Mächtige Männer haben meist Liebhaberinnen, und in vielen Fällen brauchen sie sich nicht mal darum zu bemühen, weil die Frauen von selbst kommen.

der Trick von Paula

Die Paula Broadwell hat die Förderung ihres eigenen Bekannheitsgrades (und damit die Verkaufsquote ihres Buch) gut eingefädelt. Und David Petraeus ist damit promt hineingefallen. Alles nur Spiele um "berühmt" und reicher zu werden.

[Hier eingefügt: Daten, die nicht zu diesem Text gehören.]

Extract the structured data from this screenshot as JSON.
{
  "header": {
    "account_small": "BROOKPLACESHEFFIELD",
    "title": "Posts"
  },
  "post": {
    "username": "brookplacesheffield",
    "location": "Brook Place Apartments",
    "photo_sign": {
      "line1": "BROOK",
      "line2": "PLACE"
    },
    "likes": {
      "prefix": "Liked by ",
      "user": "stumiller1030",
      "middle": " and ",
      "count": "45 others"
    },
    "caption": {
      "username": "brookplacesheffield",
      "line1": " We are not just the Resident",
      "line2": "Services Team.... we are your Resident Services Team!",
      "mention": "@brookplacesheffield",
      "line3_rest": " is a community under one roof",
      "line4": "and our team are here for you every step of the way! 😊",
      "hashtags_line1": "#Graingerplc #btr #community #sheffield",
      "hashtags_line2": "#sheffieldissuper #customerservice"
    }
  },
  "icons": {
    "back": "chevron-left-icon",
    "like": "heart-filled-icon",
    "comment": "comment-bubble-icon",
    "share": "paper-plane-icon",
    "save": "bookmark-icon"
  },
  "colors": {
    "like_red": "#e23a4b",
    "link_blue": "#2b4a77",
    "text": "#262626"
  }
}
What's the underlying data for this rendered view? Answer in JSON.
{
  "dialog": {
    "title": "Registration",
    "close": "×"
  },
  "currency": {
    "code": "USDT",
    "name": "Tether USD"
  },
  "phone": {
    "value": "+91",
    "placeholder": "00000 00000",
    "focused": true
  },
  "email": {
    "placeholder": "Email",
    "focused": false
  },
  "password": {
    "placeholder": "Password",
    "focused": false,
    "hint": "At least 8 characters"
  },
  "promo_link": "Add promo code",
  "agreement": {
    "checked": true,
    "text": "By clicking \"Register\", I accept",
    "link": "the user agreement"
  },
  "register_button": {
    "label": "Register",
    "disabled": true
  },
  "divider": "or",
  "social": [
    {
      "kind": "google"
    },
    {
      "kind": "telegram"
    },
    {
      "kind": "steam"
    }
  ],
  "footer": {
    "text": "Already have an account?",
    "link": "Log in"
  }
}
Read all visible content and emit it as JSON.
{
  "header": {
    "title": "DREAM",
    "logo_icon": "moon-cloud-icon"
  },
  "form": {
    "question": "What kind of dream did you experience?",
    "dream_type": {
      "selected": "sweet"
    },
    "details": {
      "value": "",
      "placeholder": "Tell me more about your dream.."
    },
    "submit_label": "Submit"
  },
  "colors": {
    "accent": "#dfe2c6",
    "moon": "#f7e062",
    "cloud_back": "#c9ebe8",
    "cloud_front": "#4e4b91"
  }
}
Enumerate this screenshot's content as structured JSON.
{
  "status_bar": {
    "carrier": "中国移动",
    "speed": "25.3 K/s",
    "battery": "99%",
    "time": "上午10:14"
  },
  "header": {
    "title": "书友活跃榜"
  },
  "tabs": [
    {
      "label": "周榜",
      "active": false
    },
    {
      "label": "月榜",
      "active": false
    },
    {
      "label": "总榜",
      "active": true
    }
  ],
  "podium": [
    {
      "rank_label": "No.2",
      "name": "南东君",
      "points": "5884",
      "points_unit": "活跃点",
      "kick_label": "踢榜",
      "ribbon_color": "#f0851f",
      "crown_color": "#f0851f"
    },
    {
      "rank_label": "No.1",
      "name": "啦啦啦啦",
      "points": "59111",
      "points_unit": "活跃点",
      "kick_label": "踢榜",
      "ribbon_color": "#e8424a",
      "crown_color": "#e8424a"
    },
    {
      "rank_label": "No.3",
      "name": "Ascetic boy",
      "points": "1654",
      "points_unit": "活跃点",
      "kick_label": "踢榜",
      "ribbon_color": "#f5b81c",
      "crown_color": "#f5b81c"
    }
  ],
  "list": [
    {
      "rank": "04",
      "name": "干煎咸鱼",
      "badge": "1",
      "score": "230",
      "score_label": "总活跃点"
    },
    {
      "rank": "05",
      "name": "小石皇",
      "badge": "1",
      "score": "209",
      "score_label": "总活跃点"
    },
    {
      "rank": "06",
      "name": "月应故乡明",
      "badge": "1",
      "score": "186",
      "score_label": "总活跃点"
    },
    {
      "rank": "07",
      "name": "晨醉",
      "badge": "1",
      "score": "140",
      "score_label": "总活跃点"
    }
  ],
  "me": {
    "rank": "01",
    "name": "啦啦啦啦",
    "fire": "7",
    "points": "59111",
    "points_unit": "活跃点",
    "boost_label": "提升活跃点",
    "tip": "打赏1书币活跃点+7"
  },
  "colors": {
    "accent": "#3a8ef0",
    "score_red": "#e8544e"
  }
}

Bloedsinn, es geht doch uns allen so, wenn man will das die eigene biographin nur gutes ueber einen schreibt, muss man beim gemeinsamen laufen die 10km ueber 40min machen, sie bei den liegestuetzen gelegentlich gewinnen lassen, und fuer ihren ausgeglichen hormon haushalt sorgen ;-)

In diesem Zusammenhang erscheinen Petraeus' gerade erst veröffentlichten "12 Regeln für eine Führungsperson" in einem etwas anderen Licht:
http://www.thedailybeast.com/newsweek/... iving.html

Wenn man die Bilder von der Ehefrau sieht

kann man den Mann durchaus verstehen.
In vielen Kulturen gehoeren mehrere Frauen zum Status eines maechtigen Mannes. Aber nicht im Puritanischen Weltbild.

wenn ein mann den rücken seiner frau so tätschelt, wie patraeus das getan hat (als ob er einen hund tätschelte), dann ist immer feuer am dach :)

Eine Frau >60 sieht also nicht mehr so frisch aus wie eine Frau <40. ... grandiose Erkenntnis

Schreiben Sie diesen Beitrag doch bitte nocheinmal unter "diestandard.at".

Vor Holly

schreckt sogar Dirty Sanchez zurück.

Job & Karriere weg

Des ollas wegn a bissal Reibung ...

um karriere zu machen war sie ihm aber offenbar fesch genug :)

"Two months after graduation Petraeus married Holly Knowlton, a daughter of Army General William A. Knowlton, who was superintendent of West Point at the time."

http://select.nytimes.com/gst/abstr... 5F408785F9

Der Rücktritt von Petraeus ist OK.

Ein Geheimdienstchef der es nicht mal schafft eine Affäre geheim zu halten ist halt nix für diesen Job.

Hihi, immer diese Hormone...

wie naiv dürfen absolventen der militärakademie sein

was jeder kronenzeitungleser in österreich weiss

dass ein "gspusi" auf dieser ebne geheim bleiben kann ?

die erpressbarkeit in einem land wie amerika ist einfach nicht tolerierbar - ganz abgesehen von jeglicher moralvorstellung hat es für die beiden vom ersten tag an nur den weg nach hollywood oder las vegas abseits von militär und politik als karrieremöglichkeit gegeben.
der weg ist immer noch offen...

Das Pantscherl hat es schon länger gegeben und wäre er nicht CIA-Chef geworden, hätte es niemand interessiert.